Table 1: Adverse Events Occurring in ≥1% of Subjects in the Rosacea Trials by Treatment Group and Maximum Intensity *
Azelaic Acid Gel, 15%N=457(100%) VehicleN=331(100%)
MildN=99(22%) ModerateN=61(13%) SevereN=27(6%) MildN=46(14%) ModerateN=30(9%) SevereN=5(2%)
Subjects may have >1 cutaneous adverse event; thus, the sum of the frequencies of preferred terms may exceed the number of subjects with at least 1 cutaneous adverse event.
Burning/stinging/tingling 71 (16%) 42 (9%) 17 (4%) 8 (2%) 6 (2%) 2 (1%)
Pruritus 29 (6%) 18 (4%) 5 (1%) 9 (3%) 6 (2%) 0 (0%)
Scaling/dry skin/xerosis 21 (5%) 10 (2%) 5 (1%) 31 (9%) 14 (4%) 1 (<1%)
Erythema/irritation 6 (1%) 7 (2%) 2 (<1%) 8 (2%) 4 (1%) 2 (1%)
Contact dermatitis 2 (<1%) 3 (1%) 0 (0%) 1 (<1%) 0 (0%) 0 (0%)
Edema 3 (1%) 2 (<1%) 0 (0%) 3 (1%) 0 (0%) 0 (0%)
Acne 3 (1%) 1 (<1%) 0 (0%) 1 (<1%) 0 (0%) 0 (0%)

In patients using azelaic acid formulations, the following adverse events have been reported: worsening of asthma, vitiligo, depigmentation, small depigmented spots, hypertrichosis, reddening (signs of keratosis pilaris) and exacerbation of recurrent herpes labialis.

Local Tolerability Studies

Azelaic acid gel and its vehicle caused irritant reactions at the application site in human dermal safety studies.

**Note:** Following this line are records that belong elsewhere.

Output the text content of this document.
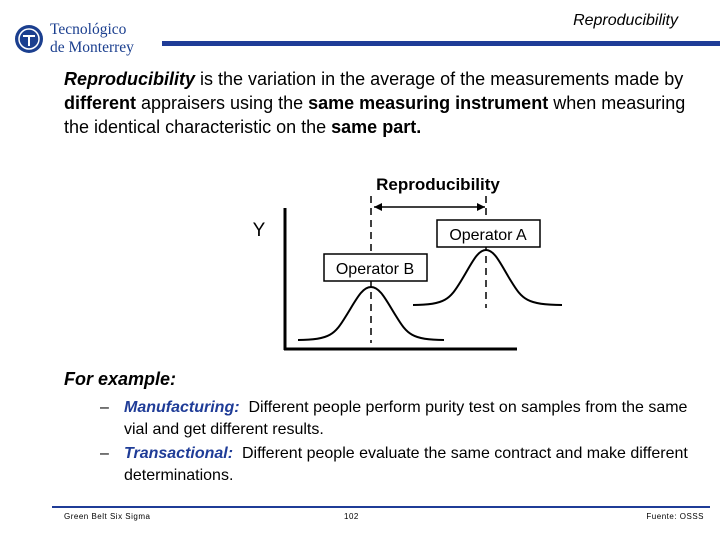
Tecnológico
de Monterrey
Reproducibility
Reproducibility is the variation in the average of the measurements made by different appraisers using the same measuring instrument when measuring the identical characteristic on the same part.
Reproducibility
Y	Operator A
Operator B
For example:
– Manufacturing: Different people perform purity test on samples from the same vial and get different results.
– Transactional: Different people evaluate the same contract and make different determinations.
Green Belt Six Sigma	102	Fuente: OSSS
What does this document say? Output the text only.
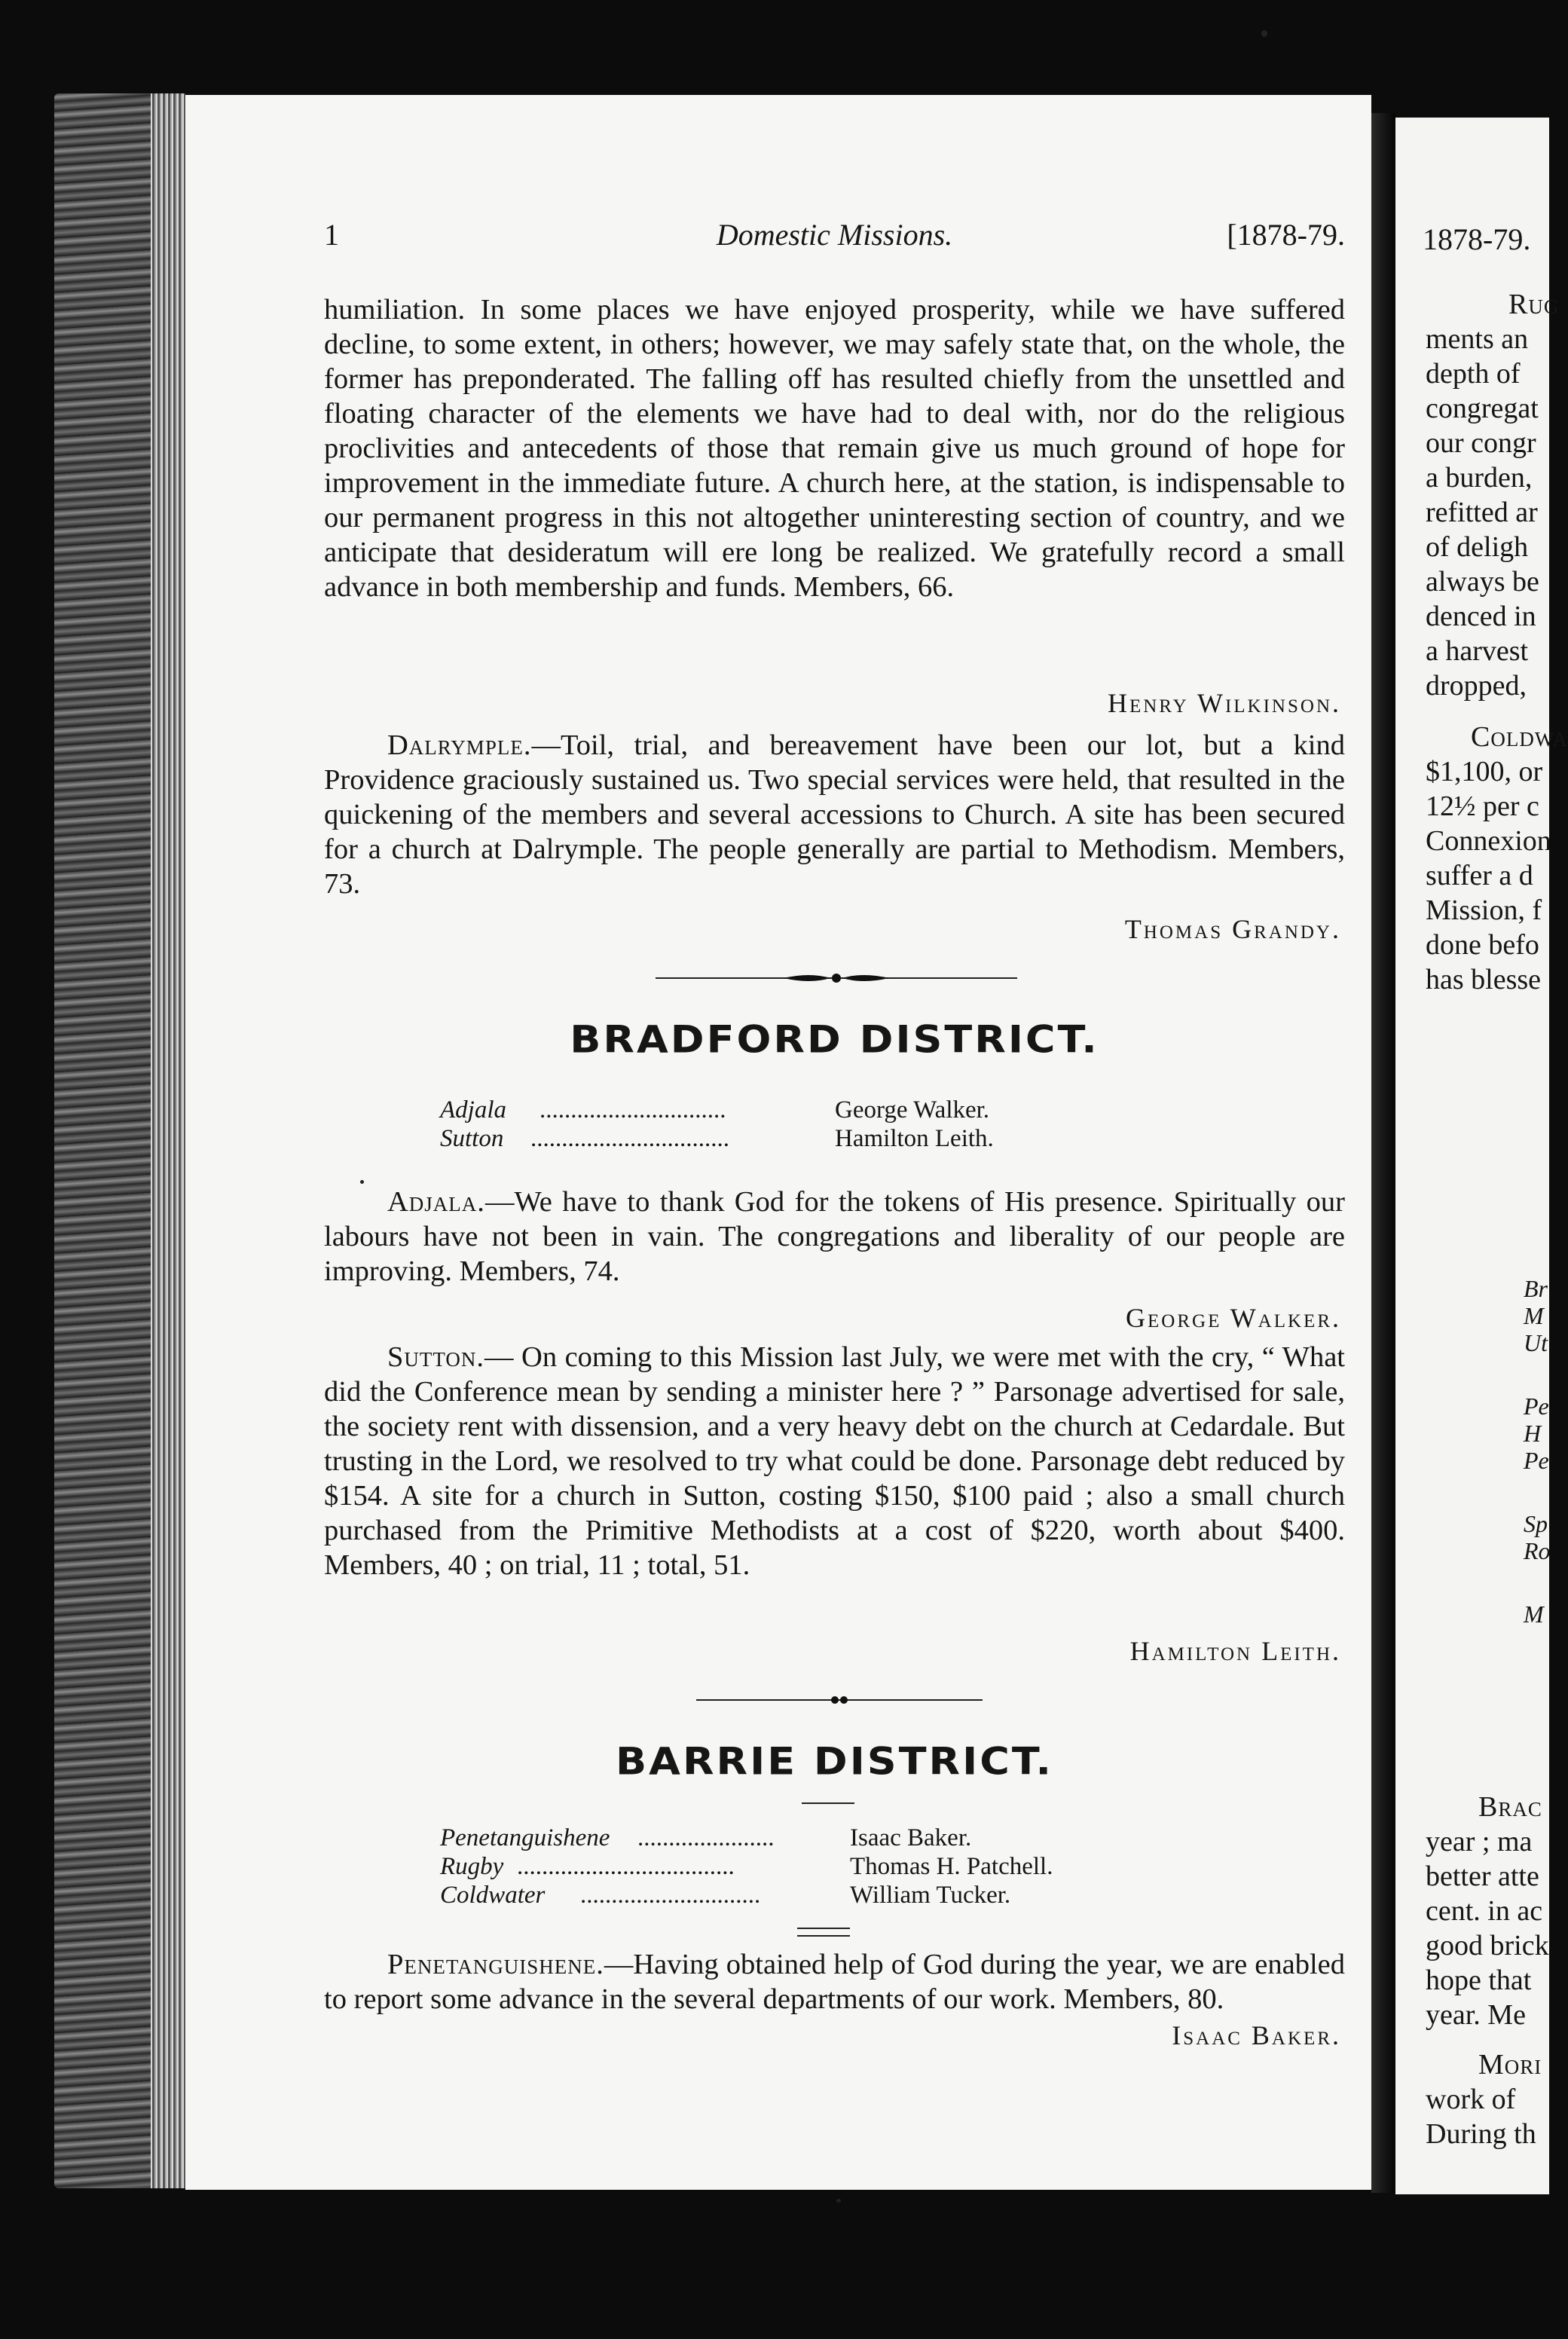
1878-79.
Rug
ments an
depth of
congregat
our congr
a burden,
refitted ar
of deligh
always be
denced in
a harvest
dropped,
Coldwa
$1,100, or
12½ per c
Connexion
suffer a d
Mission, f
done befo
has blesse
Br
M
Ut
Pe
H
Pe
Sp
Ro
M
Brac
year ; ma
better atte
cent. in ac
good brick
hope that
year. Me
Mori
work of
During th
1	Domestic Missions.	[1878-79.

humiliation. In some places we have enjoyed prosperity, while we have suffered decline, to some extent, in others; however, we may safely state that, on the whole, the former has preponderated. The falling off has resulted chiefly from the unsettled and floating character of the elements we have had to deal with, nor do the religious proclivities and antecedents of those that remain give us much ground of hope for improvement in the immediate future. A church here, at the station, is indispensable to our permanent progress in this not altogether uninteresting section of country, and we anticipate that desideratum will ere long be realized. We gratefully record a small advance in both membership and funds. Members, 66.

Henry Wilkinson.

Dalrymple.—Toil, trial, and bereavement have been our lot, but a kind Providence graciously sustained us. Two special services were held, that resulted in the quickening of the members and several accessions to Church. A site has been secured for a church at Dalrymple. The people generally are partial to Methodism. Members, 73.

Thomas Grandy.
BRADFORD DISTRICT.
Adjala ..............................	George Walker.
Sutton ................................	Hamilton Leith.

Adjala.—We have to thank God for the tokens of His presence. Spiritually our labours have not been in vain. The congregations and liberality of our people are improving. Members, 74.

George Walker.

Sutton.— On coming to this Mission last July, we were met with the cry, “ What did the Conference mean by sending a minister here ? ” Parsonage advertised for sale, the society rent with dissension, and a very heavy debt on the church at Cedardale. But trusting in the Lord, we resolved to try what could be done. Parsonage debt reduced by $154. A site for a church in Sutton, costing $150, $100 paid ; also a small church purchased from the Primitive Methodists at a cost of $220, worth about $400. Members, 40 ; on trial, 11 ; total, 51.

Hamilton Leith.
BARRIE DISTRICT.
Penetanguishene ......................	Isaac Baker.
Rugby ...................................	Thomas H. Patchell.
Coldwater .............................	William Tucker.

Penetanguishene.—Having obtained help of God during the year, we are enabled to report some advance in the several departments of our work. Members, 80.

Isaac Baker.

Azelaic acid gel caused significantly more irritation than its vehicle in a cumulative irritation study. Some improvement in irritation was demonstrated over the course of the clinical trials, but this improvement might be attributed to subject dropouts. No phototoxicity or photoallergenicity were reported in human dermal safety studies.